Con un solo obiettivo nella mente: salire in fretta in cima al campanile. Non fece in
tempo, Spaltung fu più veloce: gli sfondò il cranio con un candelabro e diede fuoco ai
primi banchi di legno. L’incendio divorò la chiesa in poco tempo.
***
«Che ti sembra, Hul-Isis. Esperimento riuscito?» domandò Isis-Mide spegnendo il monitor collegato alla videocamera nascosta nella statua dell’Immacolata.
«Continua a non convincermi…»
«Cosa?»
«Il metodo. I tempi lunghi. Lo spreco di biotransfer…» si mostrò scettico HulIsis.
«Io invece trovo tutto così gustoso, così convincente… Distruggere la casta dei
colti facendola specchiare nelle proprie contraddizioni» replicò Isis-Mide, mentre un
ghigno gli sbocciava fra le labbra. «Un programma perfidamente efficace.»

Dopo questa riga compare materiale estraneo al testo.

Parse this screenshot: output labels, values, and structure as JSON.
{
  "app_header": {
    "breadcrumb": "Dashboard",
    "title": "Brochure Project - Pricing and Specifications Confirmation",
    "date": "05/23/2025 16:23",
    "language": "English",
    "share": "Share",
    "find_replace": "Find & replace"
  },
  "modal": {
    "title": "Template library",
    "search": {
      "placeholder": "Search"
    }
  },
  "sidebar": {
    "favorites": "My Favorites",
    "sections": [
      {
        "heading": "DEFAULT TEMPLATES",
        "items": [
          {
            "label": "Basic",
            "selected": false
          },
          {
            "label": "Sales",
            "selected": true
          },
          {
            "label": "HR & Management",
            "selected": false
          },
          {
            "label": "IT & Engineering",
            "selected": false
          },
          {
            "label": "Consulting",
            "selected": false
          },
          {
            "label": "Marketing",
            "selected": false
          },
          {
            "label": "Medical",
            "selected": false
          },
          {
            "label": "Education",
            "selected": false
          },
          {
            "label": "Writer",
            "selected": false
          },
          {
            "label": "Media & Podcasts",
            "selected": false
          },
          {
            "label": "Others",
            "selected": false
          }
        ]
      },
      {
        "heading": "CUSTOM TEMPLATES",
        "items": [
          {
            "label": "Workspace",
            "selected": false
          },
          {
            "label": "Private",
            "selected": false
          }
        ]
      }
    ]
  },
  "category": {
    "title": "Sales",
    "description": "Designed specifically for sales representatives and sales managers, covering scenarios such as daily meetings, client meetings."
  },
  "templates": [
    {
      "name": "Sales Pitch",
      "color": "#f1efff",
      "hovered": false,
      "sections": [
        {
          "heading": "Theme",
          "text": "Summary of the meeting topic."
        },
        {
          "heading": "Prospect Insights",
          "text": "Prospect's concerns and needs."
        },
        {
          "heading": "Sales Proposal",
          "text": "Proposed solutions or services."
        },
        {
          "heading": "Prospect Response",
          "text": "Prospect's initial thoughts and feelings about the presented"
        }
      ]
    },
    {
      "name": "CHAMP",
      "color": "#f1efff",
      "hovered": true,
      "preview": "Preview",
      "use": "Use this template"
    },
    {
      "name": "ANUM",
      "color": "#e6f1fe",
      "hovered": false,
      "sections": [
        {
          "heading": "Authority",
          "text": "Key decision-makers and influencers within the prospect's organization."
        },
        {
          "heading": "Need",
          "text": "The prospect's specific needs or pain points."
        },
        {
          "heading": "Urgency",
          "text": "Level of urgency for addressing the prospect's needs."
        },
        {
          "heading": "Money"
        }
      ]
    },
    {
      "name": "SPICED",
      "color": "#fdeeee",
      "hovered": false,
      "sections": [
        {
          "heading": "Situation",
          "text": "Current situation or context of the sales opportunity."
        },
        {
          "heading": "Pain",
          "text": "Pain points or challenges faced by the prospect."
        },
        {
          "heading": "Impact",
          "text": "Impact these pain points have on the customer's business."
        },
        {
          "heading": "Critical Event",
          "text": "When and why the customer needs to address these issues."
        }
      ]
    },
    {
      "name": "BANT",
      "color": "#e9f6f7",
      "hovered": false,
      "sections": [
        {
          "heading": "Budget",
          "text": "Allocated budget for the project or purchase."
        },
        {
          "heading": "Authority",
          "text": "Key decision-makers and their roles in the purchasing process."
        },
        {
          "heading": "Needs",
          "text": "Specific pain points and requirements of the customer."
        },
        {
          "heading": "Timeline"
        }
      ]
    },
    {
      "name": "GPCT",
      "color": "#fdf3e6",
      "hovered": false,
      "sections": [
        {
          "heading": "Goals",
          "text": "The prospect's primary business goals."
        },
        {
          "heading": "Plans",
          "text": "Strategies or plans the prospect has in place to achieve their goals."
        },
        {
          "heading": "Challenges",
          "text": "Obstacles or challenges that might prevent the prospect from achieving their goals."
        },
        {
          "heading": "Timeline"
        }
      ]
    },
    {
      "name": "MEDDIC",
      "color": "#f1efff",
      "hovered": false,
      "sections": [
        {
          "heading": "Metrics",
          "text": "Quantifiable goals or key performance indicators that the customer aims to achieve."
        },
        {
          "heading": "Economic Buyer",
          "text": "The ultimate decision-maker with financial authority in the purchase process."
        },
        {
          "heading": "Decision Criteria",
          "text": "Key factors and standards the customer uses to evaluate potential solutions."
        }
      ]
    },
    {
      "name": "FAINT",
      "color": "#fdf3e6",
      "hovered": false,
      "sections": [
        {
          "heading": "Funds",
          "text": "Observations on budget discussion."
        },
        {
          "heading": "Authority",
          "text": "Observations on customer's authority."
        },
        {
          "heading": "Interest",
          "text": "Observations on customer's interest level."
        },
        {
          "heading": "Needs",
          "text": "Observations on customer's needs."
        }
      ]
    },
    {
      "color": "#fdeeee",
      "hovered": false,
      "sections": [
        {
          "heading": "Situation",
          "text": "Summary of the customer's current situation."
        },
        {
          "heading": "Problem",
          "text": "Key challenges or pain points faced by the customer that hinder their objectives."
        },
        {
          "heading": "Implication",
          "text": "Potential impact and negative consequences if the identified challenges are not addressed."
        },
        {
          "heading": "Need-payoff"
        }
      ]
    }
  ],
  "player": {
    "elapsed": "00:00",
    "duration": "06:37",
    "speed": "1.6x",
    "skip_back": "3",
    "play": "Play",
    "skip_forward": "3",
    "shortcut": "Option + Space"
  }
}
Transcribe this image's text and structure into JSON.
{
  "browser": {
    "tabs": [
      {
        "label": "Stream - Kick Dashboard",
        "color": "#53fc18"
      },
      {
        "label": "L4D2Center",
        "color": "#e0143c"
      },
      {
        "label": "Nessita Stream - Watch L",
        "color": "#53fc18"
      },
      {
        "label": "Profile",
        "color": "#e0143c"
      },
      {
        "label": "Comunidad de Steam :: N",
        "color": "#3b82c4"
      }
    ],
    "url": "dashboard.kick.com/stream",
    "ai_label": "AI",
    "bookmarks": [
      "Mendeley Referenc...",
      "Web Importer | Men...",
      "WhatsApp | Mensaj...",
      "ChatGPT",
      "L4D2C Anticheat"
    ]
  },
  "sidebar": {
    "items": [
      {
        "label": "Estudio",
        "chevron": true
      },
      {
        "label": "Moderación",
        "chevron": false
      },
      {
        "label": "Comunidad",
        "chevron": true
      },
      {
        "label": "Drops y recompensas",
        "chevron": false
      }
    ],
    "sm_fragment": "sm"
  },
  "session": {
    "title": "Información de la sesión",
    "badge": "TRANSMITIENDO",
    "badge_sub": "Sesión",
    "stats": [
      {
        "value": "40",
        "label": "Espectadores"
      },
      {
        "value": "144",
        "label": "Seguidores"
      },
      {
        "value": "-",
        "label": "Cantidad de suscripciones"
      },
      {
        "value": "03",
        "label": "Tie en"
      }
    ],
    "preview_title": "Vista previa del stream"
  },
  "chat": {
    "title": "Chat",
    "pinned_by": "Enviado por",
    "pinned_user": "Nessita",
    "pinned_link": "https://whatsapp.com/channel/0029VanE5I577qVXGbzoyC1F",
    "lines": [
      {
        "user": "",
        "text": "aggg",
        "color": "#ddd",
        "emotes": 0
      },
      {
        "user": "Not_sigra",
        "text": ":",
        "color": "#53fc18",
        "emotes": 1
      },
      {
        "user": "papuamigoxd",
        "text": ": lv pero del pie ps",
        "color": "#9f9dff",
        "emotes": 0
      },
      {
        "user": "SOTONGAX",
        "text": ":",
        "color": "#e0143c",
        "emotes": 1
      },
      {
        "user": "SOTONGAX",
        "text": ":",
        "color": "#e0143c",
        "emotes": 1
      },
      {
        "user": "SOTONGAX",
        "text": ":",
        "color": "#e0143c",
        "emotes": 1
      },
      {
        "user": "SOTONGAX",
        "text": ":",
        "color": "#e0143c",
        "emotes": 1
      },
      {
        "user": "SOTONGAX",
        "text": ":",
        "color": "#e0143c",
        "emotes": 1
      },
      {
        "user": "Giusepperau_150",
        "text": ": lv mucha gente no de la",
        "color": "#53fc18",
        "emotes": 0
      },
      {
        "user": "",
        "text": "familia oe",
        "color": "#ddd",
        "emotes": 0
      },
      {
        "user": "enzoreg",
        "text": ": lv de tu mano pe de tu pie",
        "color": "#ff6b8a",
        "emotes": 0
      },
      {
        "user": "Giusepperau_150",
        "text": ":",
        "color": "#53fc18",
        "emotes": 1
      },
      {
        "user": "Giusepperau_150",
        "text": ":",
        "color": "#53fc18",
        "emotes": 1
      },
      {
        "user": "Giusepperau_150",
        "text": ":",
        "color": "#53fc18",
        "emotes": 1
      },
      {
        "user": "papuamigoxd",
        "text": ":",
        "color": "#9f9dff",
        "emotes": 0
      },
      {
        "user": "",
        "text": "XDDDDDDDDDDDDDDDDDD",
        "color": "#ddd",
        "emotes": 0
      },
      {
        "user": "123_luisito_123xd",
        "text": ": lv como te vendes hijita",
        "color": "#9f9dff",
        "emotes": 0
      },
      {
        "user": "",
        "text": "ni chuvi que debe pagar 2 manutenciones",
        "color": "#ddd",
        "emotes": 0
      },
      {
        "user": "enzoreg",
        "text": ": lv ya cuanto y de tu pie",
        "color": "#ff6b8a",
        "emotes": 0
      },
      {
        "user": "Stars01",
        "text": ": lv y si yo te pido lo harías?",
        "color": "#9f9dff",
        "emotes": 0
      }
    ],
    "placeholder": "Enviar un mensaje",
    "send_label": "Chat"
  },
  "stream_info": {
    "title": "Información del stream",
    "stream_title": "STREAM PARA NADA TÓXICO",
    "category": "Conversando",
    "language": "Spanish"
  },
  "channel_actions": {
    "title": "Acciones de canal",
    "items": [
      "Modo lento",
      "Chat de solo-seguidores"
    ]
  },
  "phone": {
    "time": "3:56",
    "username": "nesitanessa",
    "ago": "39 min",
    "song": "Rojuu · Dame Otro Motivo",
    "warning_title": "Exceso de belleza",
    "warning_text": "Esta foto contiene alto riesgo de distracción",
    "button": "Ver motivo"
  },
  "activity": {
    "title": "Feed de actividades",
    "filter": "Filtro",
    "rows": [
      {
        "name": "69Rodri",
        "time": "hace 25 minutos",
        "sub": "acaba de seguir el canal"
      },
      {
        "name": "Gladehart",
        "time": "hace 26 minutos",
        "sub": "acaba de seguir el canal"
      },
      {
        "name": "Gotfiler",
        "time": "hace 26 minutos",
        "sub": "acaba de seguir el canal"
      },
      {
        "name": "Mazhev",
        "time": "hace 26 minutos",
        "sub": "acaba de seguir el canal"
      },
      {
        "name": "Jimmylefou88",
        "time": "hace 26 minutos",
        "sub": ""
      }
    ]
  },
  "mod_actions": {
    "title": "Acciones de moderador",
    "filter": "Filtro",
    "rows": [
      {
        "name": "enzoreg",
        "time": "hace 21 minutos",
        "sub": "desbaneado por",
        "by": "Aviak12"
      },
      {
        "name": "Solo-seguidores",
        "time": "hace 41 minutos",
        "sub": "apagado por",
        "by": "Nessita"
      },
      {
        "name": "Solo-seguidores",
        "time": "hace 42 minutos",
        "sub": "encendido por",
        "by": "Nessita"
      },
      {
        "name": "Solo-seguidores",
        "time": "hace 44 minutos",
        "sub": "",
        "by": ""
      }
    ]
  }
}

«Il Consiglio dei non colti l’ha già approvato, questo programma?»
«La settimana scorsa. La fase sperimentale è finita oggi, con la morte di padre
Amadeus.»
«E da domani?»
«Da domani partirà la fase due: l’autodistruzione di massa» scoppiò a ridere
Isis-Mide, accarezzando perfido la grande bandiera nera.